Worse yet, she said the Obama administration almost certainly knows that.
“IAEA (International Atomic Energy Agency) reporting over recent years indicates at a minimum they strongly suspect that Iran already has built nuclear warheads. It’s certainly known that Iran has long range ICBMs (intercontinental ballistic missiles.)”
Lopez added, “They’ve had the information how to build a warhead for a long time. They’ve had expert assistance from, at a minimum, North Korea and Pakistan.”
“They’re documented by the IAEA as having engaged in activities related to warhead development. There are satellite images from Parchin of what are believed to be ‘containers’ in which warhead triggers were tested. And Iranian officials have been reported present in North Korea during nuclear tests.”
Before the deal was announced, Lopez warned, “The whole inspection thing is kind of voluntary. The IEAE submits a request to tell the Iranians where they want to go and they can comply or not.”

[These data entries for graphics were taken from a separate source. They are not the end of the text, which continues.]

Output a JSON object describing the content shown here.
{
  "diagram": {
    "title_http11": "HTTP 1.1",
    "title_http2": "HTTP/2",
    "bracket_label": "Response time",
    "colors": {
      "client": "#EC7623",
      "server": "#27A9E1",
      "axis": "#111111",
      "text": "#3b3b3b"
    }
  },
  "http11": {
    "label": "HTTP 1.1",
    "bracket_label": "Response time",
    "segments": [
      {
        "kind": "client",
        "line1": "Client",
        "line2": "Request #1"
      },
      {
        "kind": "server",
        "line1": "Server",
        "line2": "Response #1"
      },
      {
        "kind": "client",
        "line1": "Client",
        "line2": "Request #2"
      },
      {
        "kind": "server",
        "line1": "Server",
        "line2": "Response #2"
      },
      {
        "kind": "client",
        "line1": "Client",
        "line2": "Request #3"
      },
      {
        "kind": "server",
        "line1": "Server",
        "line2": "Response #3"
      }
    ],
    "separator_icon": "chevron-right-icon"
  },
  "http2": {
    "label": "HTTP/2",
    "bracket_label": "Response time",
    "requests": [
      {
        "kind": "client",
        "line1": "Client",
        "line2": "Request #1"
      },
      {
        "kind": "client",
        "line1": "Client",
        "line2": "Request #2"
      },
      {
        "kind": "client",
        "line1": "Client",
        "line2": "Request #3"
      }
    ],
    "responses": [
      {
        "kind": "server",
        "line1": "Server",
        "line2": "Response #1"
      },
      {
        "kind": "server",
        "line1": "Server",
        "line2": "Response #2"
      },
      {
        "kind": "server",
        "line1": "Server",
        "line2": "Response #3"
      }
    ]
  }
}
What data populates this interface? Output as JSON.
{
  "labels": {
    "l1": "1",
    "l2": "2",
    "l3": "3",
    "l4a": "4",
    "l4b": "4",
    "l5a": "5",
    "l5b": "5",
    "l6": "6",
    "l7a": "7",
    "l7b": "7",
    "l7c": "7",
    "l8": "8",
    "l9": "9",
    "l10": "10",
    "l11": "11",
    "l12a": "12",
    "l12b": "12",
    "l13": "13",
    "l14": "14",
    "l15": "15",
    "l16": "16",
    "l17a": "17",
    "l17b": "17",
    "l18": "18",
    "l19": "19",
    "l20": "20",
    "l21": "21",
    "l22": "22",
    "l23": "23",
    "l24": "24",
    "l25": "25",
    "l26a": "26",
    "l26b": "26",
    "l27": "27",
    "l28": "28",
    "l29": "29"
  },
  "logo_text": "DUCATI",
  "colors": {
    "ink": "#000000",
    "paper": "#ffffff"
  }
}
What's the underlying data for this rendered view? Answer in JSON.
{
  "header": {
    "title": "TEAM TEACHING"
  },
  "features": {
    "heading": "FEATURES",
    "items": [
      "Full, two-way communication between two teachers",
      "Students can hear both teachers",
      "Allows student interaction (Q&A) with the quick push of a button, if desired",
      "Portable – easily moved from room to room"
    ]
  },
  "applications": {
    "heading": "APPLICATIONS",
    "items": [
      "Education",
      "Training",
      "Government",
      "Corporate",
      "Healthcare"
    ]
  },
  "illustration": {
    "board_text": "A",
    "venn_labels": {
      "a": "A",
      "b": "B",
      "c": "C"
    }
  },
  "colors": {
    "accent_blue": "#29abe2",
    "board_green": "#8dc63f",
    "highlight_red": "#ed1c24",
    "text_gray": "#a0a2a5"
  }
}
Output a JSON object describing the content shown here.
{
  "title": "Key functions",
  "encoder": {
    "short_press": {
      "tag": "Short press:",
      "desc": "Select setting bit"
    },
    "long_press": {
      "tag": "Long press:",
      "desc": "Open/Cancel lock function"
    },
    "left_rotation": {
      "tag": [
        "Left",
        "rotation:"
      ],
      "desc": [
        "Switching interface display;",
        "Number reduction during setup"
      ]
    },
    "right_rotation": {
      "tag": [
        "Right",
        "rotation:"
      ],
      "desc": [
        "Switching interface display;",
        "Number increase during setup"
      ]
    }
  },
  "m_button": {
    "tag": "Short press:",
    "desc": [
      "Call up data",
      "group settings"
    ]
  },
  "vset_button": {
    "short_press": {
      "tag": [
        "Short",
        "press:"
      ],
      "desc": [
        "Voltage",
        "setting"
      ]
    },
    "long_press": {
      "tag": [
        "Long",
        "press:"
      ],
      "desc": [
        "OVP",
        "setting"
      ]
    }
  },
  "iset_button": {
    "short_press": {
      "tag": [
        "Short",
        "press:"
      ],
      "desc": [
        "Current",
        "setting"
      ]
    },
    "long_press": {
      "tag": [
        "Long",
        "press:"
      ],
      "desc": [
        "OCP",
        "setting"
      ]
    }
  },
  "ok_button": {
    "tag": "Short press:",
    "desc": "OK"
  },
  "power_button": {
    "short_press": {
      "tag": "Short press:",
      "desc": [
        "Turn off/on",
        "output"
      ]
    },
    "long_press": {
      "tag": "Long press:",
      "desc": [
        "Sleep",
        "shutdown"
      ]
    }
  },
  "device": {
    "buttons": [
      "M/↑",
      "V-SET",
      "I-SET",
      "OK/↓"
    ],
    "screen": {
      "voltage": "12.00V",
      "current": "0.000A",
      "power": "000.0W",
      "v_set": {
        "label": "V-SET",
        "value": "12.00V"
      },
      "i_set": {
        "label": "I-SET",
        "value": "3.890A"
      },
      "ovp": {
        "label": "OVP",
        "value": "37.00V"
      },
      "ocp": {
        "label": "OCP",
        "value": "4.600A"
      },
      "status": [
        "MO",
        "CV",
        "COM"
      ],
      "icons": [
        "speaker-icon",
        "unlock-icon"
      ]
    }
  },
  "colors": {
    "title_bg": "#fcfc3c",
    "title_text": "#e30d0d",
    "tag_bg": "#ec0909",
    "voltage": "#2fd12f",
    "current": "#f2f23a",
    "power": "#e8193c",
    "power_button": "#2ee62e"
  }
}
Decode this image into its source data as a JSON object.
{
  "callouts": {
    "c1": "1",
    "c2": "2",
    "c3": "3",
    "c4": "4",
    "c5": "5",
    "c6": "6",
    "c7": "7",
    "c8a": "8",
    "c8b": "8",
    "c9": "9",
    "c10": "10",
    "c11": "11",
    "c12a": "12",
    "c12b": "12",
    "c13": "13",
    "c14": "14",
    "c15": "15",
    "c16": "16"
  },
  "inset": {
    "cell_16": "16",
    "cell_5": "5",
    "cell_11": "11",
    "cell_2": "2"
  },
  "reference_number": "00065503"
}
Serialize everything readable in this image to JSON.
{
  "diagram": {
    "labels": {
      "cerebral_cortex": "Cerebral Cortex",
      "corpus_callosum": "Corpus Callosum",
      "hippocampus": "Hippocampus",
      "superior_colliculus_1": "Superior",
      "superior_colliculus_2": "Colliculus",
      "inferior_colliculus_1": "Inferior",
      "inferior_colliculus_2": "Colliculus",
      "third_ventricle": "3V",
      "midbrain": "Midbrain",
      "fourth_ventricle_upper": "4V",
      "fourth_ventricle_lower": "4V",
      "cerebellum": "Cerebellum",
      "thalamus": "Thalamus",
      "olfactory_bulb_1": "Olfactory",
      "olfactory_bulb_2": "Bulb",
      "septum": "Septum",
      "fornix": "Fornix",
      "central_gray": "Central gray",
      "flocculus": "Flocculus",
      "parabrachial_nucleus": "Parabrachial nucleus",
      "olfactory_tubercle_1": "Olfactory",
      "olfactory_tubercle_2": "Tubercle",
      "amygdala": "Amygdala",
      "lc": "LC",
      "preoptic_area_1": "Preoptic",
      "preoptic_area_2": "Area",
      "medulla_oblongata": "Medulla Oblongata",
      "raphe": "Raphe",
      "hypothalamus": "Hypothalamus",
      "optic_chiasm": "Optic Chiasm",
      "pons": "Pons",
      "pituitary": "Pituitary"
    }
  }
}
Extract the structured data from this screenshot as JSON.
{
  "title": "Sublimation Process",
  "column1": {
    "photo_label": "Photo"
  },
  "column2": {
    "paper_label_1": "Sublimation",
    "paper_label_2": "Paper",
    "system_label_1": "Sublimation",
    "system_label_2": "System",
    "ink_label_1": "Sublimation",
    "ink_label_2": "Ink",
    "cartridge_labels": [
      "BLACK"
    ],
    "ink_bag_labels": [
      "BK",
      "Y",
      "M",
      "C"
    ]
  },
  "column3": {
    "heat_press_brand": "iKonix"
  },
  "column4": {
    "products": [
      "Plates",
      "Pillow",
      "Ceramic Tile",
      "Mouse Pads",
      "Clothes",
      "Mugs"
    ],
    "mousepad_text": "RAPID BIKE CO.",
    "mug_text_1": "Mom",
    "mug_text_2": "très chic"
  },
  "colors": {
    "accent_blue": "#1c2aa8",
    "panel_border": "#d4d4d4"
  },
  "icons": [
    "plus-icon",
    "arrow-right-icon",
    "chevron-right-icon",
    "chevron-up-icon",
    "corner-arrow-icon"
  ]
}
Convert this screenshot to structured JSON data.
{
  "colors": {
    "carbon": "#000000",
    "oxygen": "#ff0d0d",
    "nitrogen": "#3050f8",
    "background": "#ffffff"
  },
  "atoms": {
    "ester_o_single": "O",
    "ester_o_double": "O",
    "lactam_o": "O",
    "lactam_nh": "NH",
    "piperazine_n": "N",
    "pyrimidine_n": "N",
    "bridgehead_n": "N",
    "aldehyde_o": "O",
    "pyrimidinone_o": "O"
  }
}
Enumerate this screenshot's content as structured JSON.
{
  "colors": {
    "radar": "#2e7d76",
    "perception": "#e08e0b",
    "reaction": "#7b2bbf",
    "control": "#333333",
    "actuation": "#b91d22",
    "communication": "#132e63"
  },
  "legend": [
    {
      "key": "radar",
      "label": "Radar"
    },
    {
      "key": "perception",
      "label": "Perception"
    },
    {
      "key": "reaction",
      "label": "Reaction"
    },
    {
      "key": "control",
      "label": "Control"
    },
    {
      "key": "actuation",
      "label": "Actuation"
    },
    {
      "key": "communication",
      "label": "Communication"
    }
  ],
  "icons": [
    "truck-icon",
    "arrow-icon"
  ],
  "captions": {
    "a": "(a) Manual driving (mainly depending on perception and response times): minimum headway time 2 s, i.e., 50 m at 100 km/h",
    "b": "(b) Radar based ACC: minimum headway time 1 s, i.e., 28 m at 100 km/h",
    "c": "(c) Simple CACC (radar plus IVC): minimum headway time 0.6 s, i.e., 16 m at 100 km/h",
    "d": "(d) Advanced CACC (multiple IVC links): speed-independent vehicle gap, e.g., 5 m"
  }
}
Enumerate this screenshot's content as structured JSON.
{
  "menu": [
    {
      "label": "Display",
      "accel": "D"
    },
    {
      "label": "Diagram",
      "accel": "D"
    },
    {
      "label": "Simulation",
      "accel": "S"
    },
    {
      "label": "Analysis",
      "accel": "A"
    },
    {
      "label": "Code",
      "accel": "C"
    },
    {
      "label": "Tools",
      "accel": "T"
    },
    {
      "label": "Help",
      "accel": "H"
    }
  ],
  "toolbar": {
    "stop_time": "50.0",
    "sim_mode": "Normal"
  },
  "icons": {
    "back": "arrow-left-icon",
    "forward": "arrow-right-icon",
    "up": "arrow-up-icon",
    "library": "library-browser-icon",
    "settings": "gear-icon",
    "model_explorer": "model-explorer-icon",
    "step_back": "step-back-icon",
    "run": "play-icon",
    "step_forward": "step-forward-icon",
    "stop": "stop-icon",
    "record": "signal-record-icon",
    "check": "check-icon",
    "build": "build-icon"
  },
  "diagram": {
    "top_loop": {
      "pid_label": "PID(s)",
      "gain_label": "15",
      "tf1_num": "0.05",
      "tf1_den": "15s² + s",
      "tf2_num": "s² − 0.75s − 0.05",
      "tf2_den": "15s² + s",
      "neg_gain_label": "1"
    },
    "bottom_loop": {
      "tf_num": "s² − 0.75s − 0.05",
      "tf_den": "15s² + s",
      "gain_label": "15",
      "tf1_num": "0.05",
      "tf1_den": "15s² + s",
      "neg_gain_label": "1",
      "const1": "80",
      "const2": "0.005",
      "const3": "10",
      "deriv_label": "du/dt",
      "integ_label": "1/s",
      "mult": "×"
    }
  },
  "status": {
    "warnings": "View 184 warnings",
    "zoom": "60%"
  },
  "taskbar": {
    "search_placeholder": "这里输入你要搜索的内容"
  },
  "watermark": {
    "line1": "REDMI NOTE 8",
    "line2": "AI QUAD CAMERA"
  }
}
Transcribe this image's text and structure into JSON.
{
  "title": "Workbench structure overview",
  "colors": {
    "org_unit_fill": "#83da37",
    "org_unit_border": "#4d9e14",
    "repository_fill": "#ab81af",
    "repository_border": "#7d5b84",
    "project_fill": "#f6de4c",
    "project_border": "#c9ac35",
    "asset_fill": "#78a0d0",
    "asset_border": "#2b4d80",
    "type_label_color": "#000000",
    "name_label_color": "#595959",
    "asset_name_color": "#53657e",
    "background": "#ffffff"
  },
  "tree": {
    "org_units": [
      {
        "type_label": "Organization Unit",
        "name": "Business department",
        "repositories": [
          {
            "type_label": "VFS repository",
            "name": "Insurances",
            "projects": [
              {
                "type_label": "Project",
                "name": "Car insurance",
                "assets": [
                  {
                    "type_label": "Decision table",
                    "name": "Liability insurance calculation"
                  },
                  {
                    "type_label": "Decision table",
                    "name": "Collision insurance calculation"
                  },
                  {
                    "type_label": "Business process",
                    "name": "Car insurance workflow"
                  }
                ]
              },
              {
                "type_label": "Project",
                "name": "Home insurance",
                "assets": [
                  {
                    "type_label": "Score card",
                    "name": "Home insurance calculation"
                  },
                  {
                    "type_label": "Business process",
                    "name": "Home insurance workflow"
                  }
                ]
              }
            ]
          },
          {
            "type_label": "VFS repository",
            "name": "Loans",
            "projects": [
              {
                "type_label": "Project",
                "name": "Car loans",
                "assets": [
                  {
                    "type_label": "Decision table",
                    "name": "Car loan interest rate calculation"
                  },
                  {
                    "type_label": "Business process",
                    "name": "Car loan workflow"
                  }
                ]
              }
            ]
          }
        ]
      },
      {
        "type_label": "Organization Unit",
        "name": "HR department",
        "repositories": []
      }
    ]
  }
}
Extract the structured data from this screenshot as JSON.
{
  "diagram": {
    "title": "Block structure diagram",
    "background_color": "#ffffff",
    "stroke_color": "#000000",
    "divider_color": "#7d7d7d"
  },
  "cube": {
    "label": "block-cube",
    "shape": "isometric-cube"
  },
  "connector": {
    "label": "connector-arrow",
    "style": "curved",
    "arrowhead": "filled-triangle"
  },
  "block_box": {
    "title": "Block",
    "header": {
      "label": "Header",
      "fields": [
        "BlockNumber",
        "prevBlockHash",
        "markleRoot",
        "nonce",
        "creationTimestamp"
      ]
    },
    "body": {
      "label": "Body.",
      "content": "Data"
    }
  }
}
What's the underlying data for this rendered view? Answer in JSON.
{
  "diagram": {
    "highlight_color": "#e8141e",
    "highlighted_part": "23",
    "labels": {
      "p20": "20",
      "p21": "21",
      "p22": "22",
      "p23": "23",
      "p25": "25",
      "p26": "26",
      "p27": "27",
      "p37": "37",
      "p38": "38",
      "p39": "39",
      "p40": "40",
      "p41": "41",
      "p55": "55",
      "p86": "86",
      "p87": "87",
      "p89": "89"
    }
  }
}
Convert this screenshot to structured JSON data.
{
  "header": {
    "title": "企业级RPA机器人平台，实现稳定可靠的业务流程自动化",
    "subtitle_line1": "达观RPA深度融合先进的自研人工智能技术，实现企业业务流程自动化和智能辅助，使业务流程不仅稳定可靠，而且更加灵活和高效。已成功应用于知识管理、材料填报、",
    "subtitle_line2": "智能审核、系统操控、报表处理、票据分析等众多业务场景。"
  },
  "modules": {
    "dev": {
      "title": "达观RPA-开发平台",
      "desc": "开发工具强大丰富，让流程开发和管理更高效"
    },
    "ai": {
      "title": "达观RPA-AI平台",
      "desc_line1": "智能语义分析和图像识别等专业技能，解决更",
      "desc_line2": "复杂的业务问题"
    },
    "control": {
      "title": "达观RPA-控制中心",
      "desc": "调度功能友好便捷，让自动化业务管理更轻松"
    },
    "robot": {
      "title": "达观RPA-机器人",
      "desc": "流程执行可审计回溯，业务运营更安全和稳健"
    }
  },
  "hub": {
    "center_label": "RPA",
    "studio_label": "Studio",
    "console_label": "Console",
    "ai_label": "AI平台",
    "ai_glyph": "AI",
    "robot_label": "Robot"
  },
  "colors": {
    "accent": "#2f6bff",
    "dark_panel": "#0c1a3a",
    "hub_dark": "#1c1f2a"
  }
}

Lopez described the Iranians’ transparency and honesty about its program as nonexistent. And, she noted, Iran has always avoided compliance with the international obligations it has already agreed to.
“Every single facility that we know about, publicly, in their nuclear weapons program was revealed by someone other than Iran. As a signatory to the NPT (Non-Proliferation Treaty) they are responsible for reporting to the IEAE all of their facilities and opening them up to inspection. They have never, ever volunteered admission of a single one. It all came from satellite photos, intelligence services or the Iranian opposition.”
Since satellite photography showed the structures at Parchin were designed for the testing of the explosive charges used to detonate nuclear warheads, Lopez said it begged the question: “On what do you test these explosive triggers, if you don’t have a warhead?”
Lopez said the Iranians were conducting research and development on nuclear warheads at Lavizan, the existence of which was revealed by the NCRI in 2002.
“Once it was exposed, the Iranians razed it to the ground. Leveled all the buildings, every tree, bush, and blade of grass and carted it off to I-don’t-I-know-where, and then they turned the place into a city park with picnic benches and tennis courts. This is how they act.”
Lopez said the key threshold for the Iranians is perfecting a delivery system for a warhead.
“I don’t know if they’ve married it to a missile. Until it’s on top of a missile it’s not deliverable, at least, in the usual way.”
She described Iran’s missiles as an enormous problem the West is ignoring at its own peril.